Could you live in a small space? (And by “small,” I mean less than 100 square feet.)
The national press seemed to pick up on this trend last year when New York City Mayor Mike Bloomberg called on designers to come up with “micro-unit” apartments under 300 feet to accommodate the city’s growing single population.
Then there is the tiny house movement. These homes can make the NYC spaces look palatial in comparison. With homes as small as 89 square feet, it’s impressive to see how creativity plays a big role in making the best use of every nook and cranny. I appreciate how the owners of small houses live out their convictions of simple living and freedom from debt.
I’ll be thinking about this movement the next time I tackle cleaning our garage, which is filled with bikes, sporting equipment and other odds and ends. In the process of de-cluttering and organizing, I have a renewed sense of appreciation for those who say living a life free of clutter is liberating. As I look at the mess in my garage, I find it hard to disagree with them.
As is often the case, the lessons we learn in the physical world make sense in the spiritual world, as well. If we’re honest with ourselves, we can see that clutter can dominate not just the houses or apartments we live in – it can also take over our hearts and minds.

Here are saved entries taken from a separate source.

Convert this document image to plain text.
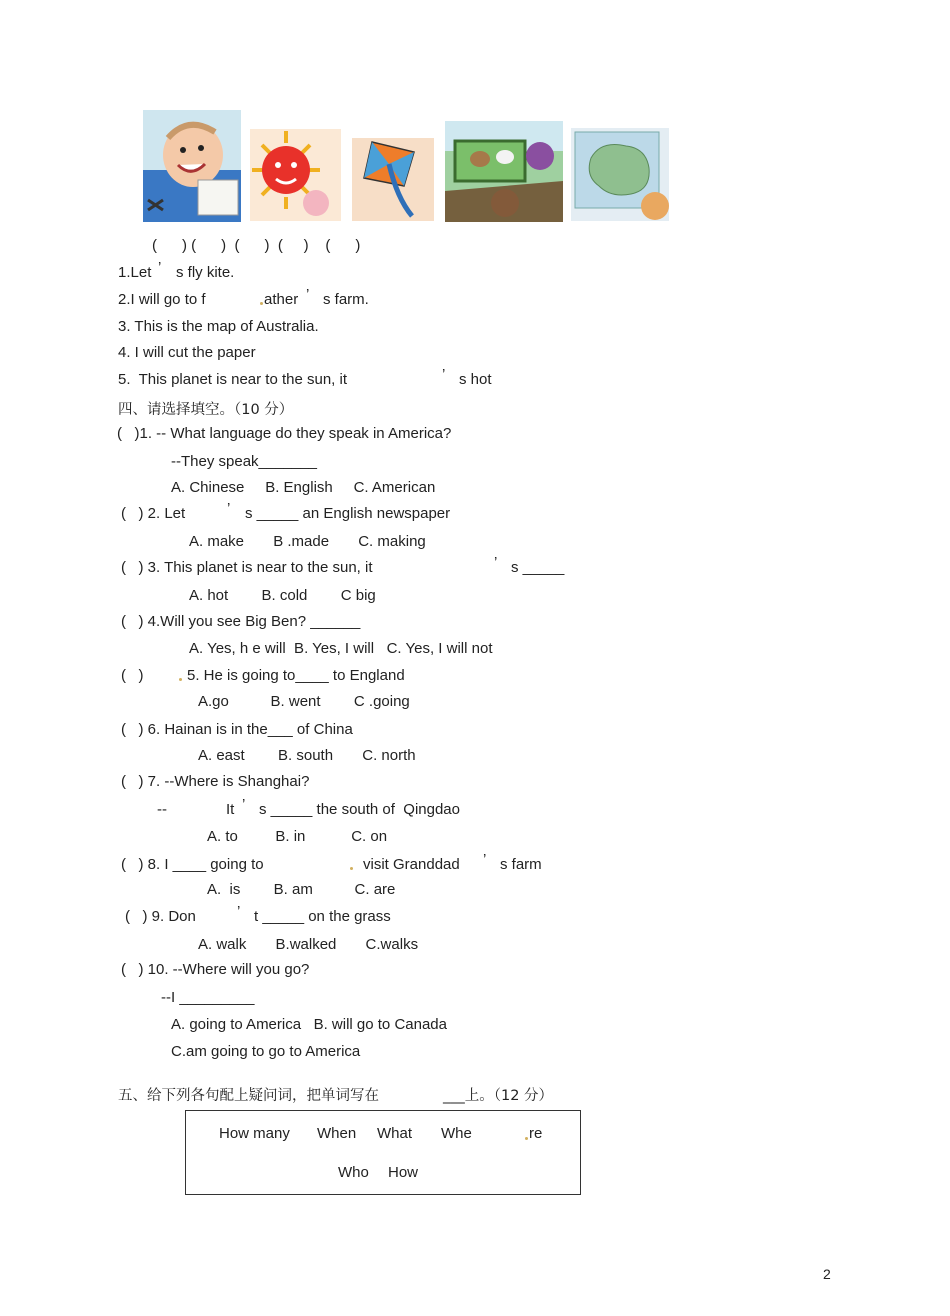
(      ) (      )  (      )  (     )    (      )
1.Let ’ s fly kite.
2.I will go to f	ather ’ s farm.
3. This is the map of Australia.
4. I will cut the paper
5.  This planet is near to the sun, it	’ s hot
四、请选择填空。（10 分）
(   )1. -- What language do they speak in America?
--They speak_______
A. Chinese     B. English     C. American
(   ) 2. Let	’ s _____ an English newspaper
A. make       B .made       C. making
(   ) 3. This planet is near to the sun, it	’ s _____
A. hot        B. cold        C big
(   ) 4.Will you see Big Ben? ______
A. Yes, h e will  B. Yes, I will   C. Yes, I will not
(   )	5. He is going to____ to England
A.go          B. went        C .going
(   ) 6. Hainan is in the___ of China
A. east        B. south       C. north
(   ) 7. --Where is Shanghai?
--	It ’ s _____ the south of  Qingdao
A. to         B. in           C. on
(   ) 8. I ____ going to	visit Granddad ’ s farm
A.  is        B. am          C. are
(   ) 9. Don	’ t _____ on the grass
A. walk       B.walked       C.walks
(   ) 10. --Where will you go?
--I _________
A. going to America   B. will go to Canada
C.am going to go to America
五、给下列各句配上疑问词，把单词写在	___上。（12 分）
How many When What Whe	re
Who How
2
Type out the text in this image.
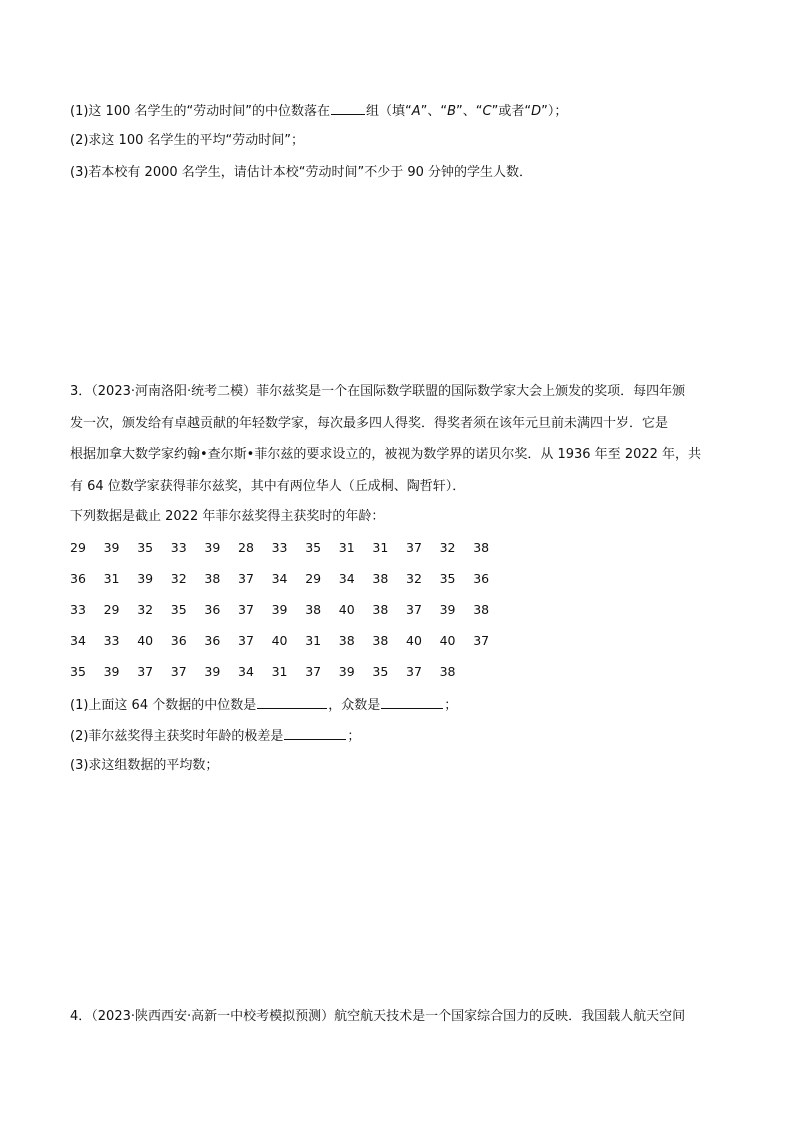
(1)这 100 名学生的“劳动时间”的中位数落在	组（填“A”、“B”、“C”或者“D”）；
(2)求这 100 名学生的平均“劳动时间”；
(3)若本校有 2000 名学生，请估计本校“劳动时间”不少于 90 分钟的学生人数．
3．（2023·河南洛阳·统考二模）菲尔兹奖是一个在国际数学联盟的国际数学家大会上颁发的奖项．每四年颁
发一次，颁发给有卓越贡献的年轻数学家，每次最多四人得奖．得奖者须在该年元旦前未满四十岁．它是
根据加拿大数学家约翰•查尔斯•菲尔兹的要求设立的，被视为数学界的诺贝尔奖．从 1936 年至 2022 年，共
有 64 位数学家获得菲尔兹奖，其中有两位华人（丘成桐、陶哲轩）．
下列数据是截止 2022 年菲尔兹奖得主获奖时的年龄：
29	39	35	33	39	28	33	35	31	31	37	32	38
36	31	39	32	38	37	34	29	34	38	32	35	36
33	29	32	35	36	37	39	38	40	38	37	39	38
34	33	40	36	36	37	40	31	38	38	40	40	37
35	39	37	37	39	34	31	37	39	35	37	38
(1)上面这 64 个数据的中位数是	，众数是	；
(2)菲尔兹奖得主获奖时年龄的极差是	；
(3)求这组数据的平均数；
4．（2023·陕西西安·高新一中校考模拟预测）航空航天技术是一个国家综合国力的反映．我国载人航天空间
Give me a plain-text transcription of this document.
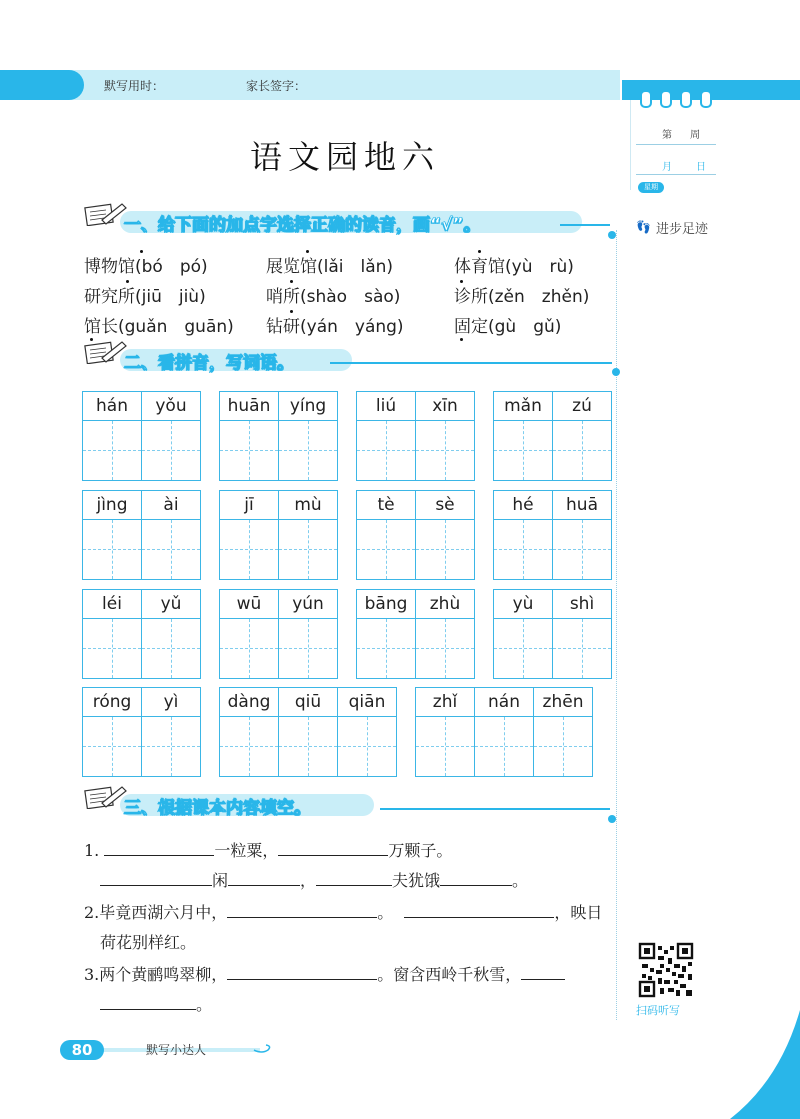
默写用时：	家长签字：
第 周
月 日
星期
👣 进步足迹
语文园地六
一、给下面的加点字选择正确的读音，画“√”。
博物馆(bó　pó)	展览馆(lǎi　lǎn)	体育馆(yù　rù)
研究所(jiū　jiù)	哨所(shào　sào)	诊所(zěn　zhěn)
馆长(guǎn　guān) 钻研(yán　yáng)	固定(gù　gǔ)
二、看拼音，写词语。
hán	yǒu	huān	yíng	liú	xīn	mǎn	zú
jìng	ài	jī	mù	tè	sè	hé	huā
léi	yǔ	wū	yún	bāng	zhù	yù	shì
róng	yì	dàng	qiū	qiān	zhǐ	nán	zhēn
三、根据课本内容填空。
1.	一粒粟，	万颗子。
闲	，	夫犹饿	。
2.毕竟西湖六月中，	。	，映日
荷花别样红。
3.两个黄鹂鸣翠柳，	。窗含西岭千秋雪，
。	扫码听写
80	默写小达人
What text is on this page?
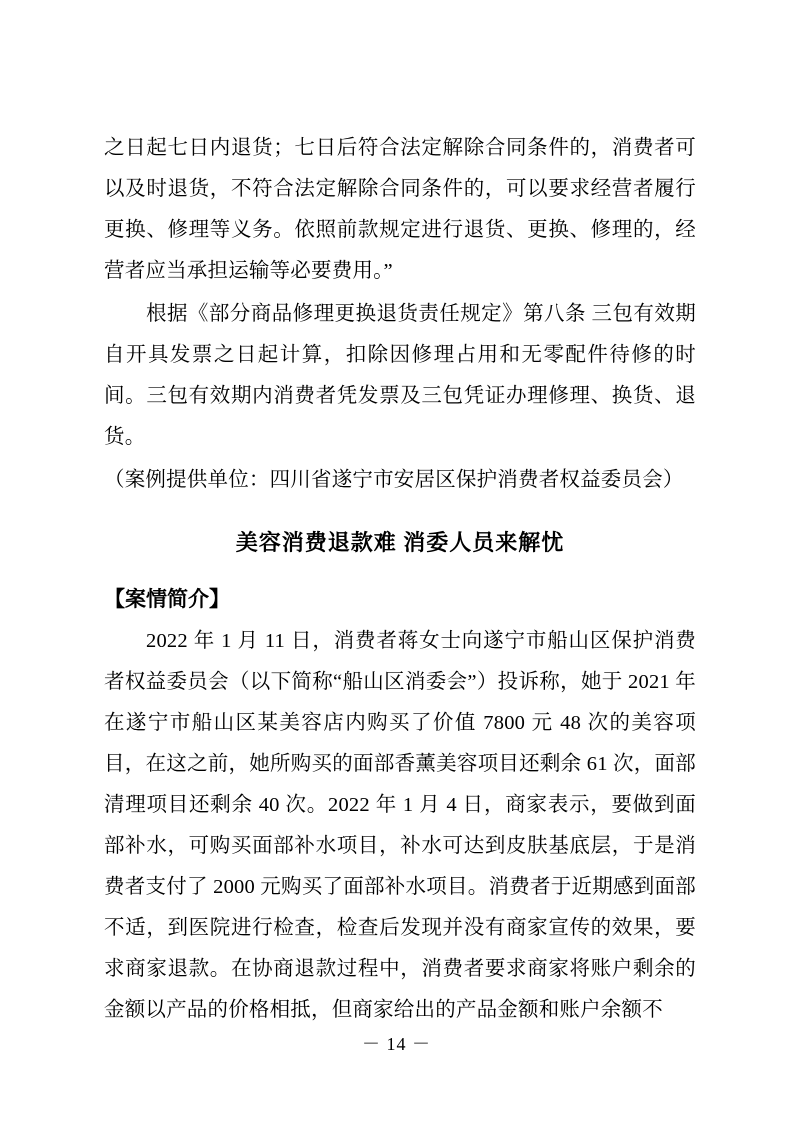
之日起七日内退货；七日后符合法定解除合同条件的，消费者可以及时退货，不符合法定解除合同条件的，可以要求经营者履行更换、修理等义务。依照前款规定进行退货、更换、修理的，经营者应当承担运输等必要费用。”

根据《部分商品修理更换退货责任规定》第八条 三包有效期自开具发票之日起计算，扣除因修理占用和无零配件待修的时间。三包有效期内消费者凭发票及三包凭证办理修理、换货、退货。

（案例提供单位：四川省遂宁市安居区保护消费者权益委员会）

美容消费退款难 消委人员来解忧

【案情简介】

2022 年 1 月 11 日，消费者蒋女士向遂宁市船山区保护消费者权益委员会（以下简称“船山区消委会”）投诉称，她于 2021 年在遂宁市船山区某美容店内购买了价值 7800 元 48 次的美容项目，在这之前，她所购买的面部香薰美容项目还剩余 61 次，面部清理项目还剩余 40 次。2022 年 1 月 4 日，商家表示，要做到面部补水，可购买面部补水项目，补水可达到皮肤基底层，于是消费者支付了 2000 元购买了面部补水项目。消费者于近期感到面部不适，到医院进行检查，检查后发现并没有商家宣传的效果，要求商家退款。在协商退款过程中，消费者要求商家将账户剩余的金额以产品的价格相抵，但商家给出的产品金额和账户余额不

－ 14 －
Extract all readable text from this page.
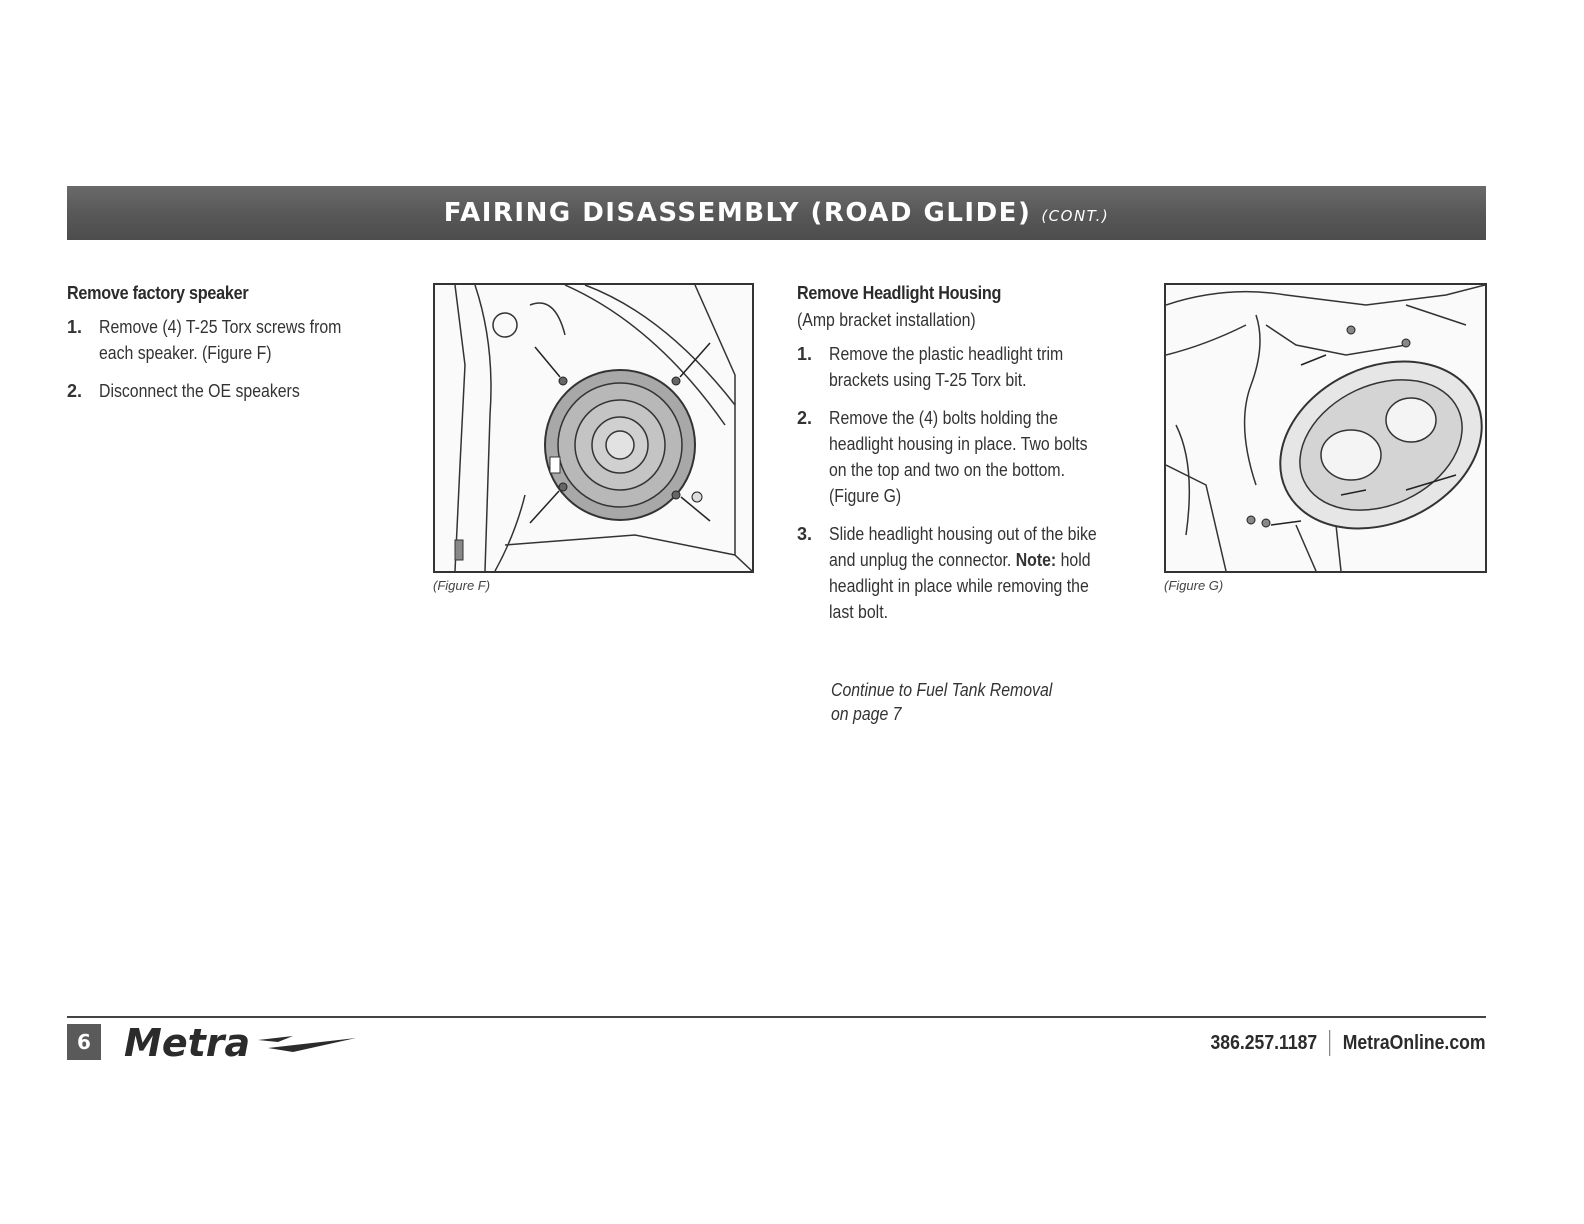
FAIRING DISASSEMBLY (ROAD GLIDE) (CONT.)
Remove factory speaker
1. Remove (4) T-25 Torx screws from each speaker. (Figure F)
2. Disconnect the OE speakers
(Figure F)
Remove Headlight Housing
(Amp bracket installation)
1. Remove the plastic headlight trim brackets using T-25 Torx bit.
2. Remove the (4) bolts holding the headlight housing in place. Two bolts on the top and two on the bottom. (Figure G)
3. Slide headlight housing out of the bike and unplug the connector. Note: hold headlight in place while removing the last bolt.
Continue to Fuel Tank Removal
on page 7
(Figure G)
6 Metra	386.257.1187 MetraOnline.com
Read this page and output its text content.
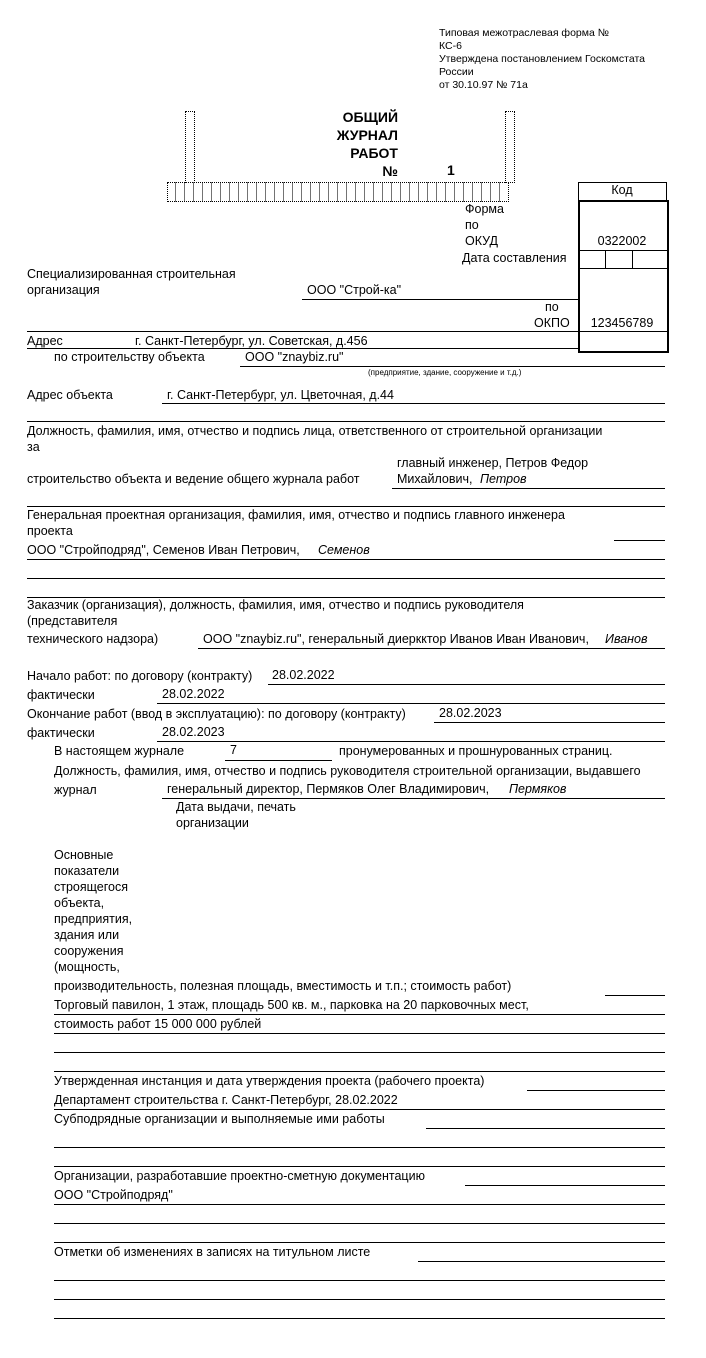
Типовая межотраслевая форма №
КС-6
Утверждена постановлением Госкомстата
России
от 30.10.97 № 71а
ОБЩИЙ
ЖУРНАЛ
РАБОТ
№	1
Код
Форма
по
ОКУД	0322002
Дата составления
по
ОКПО	123456789
Специализированная строительная
организация	ООО "Строй-ка"
Адрес	г. Санкт-Петербург, ул. Советская, д.456
по строительству объекта	ООО "znaybiz.ru"
(предприятие, здание, сооружение и т.д.)
Адрес объекта	г. Санкт-Петербург, ул. Цветочная, д.44
Должность, фамилия, имя, отчество и подпись лица, ответственного от строительной организации
за
главный инженер, Петров Федор
строительство объекта и ведение общего журнала работ	Михайлович, Петров
Генеральная проектная организация, фамилия, имя, отчество и подпись главного инженера
проекта
ООО "Стройподряд", Семенов Иван Петрович, Семенов
Заказчик (организация), должность, фамилия, имя, отчество и подпись руководителя
(представителя
технического надзора)	ООО "znaybiz.ru", генеральный диеркктор Иванов Иван Иванович, Иванов
Начало работ: по договору (контракту) 28.02.2022
фактически	28.02.2022
Окончание работ (ввод в эксплуатацию): по договору (контракту)	28.02.2023
фактически	28.02.2023
В настоящем журнале	7	пронумерованных и прошнурованных страниц.
Должность, фамилия, имя, отчество и подпись руководителя строительной организации, выдавшего
журнал	генеральный директор, Пермяков Олег Владимирович, Пермяков
Дата выдачи, печать
организации
Основные
показатели
строящегося
объекта,
предприятия,
здания или
сооружения
(мощность,
производительность, полезная площадь, вместимость и т.п.; стоимость работ)
Торговый павилон, 1 этаж, площадь 500 кв. м., парковка на 20 парковочных мест,
стоимость работ 15 000 000 рублей
Утвержденная инстанция и дата утверждения проекта (рабочего проекта)
Департамент строительства г. Санкт-Петербург, 28.02.2022
Субподрядные организации и выполняемые ими работы
Организации, разработавшие проектно-сметную документацию
ООО "Стройподряд"
Отметки об изменениях в записях на титульном листе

There’s social media at our fingertips on our smart phones. There’s “must-watch” movies debuting every Friday. There’s our kids’ soccer, baseball and ballet practices filling up our schedules. There are bills to pay, bathrooms to clean and diapers to change. There’s even the temptation to take on a lot of responsibility at church or at other organizations we volunteer with.
There comes a point where these things – which aren’t bad in and of themselves – create clutter in our lives. I think that turning point when the good becomes harmful is when it crowds out the things that truly matter – God and family – from our lives.
I look at my own life, where I have to balance out the one thousand possible speaking engagements, media opportunities and charitable events that my role as president of Focus makes possible. Most of them are very, very good. I’m honored that so many people think of me, and I wish I could say yes to everything.
But then I look to my home, to my wife Jean, and my boys, Trent and Troy. I look at my schedule to make sure I have a daily quiet time with my Lord. And that’s when I realize that to make room in my life for what absolutely needs to be a priority, I’ll have to say no to many important things.
Think of your life like a tiny house, because, after all, it is but a mist that appears for a little while and then vanishes (James 4:14). Make sure there’s a place for everything that truly should be there, and ask God for the wisdom to know the difference.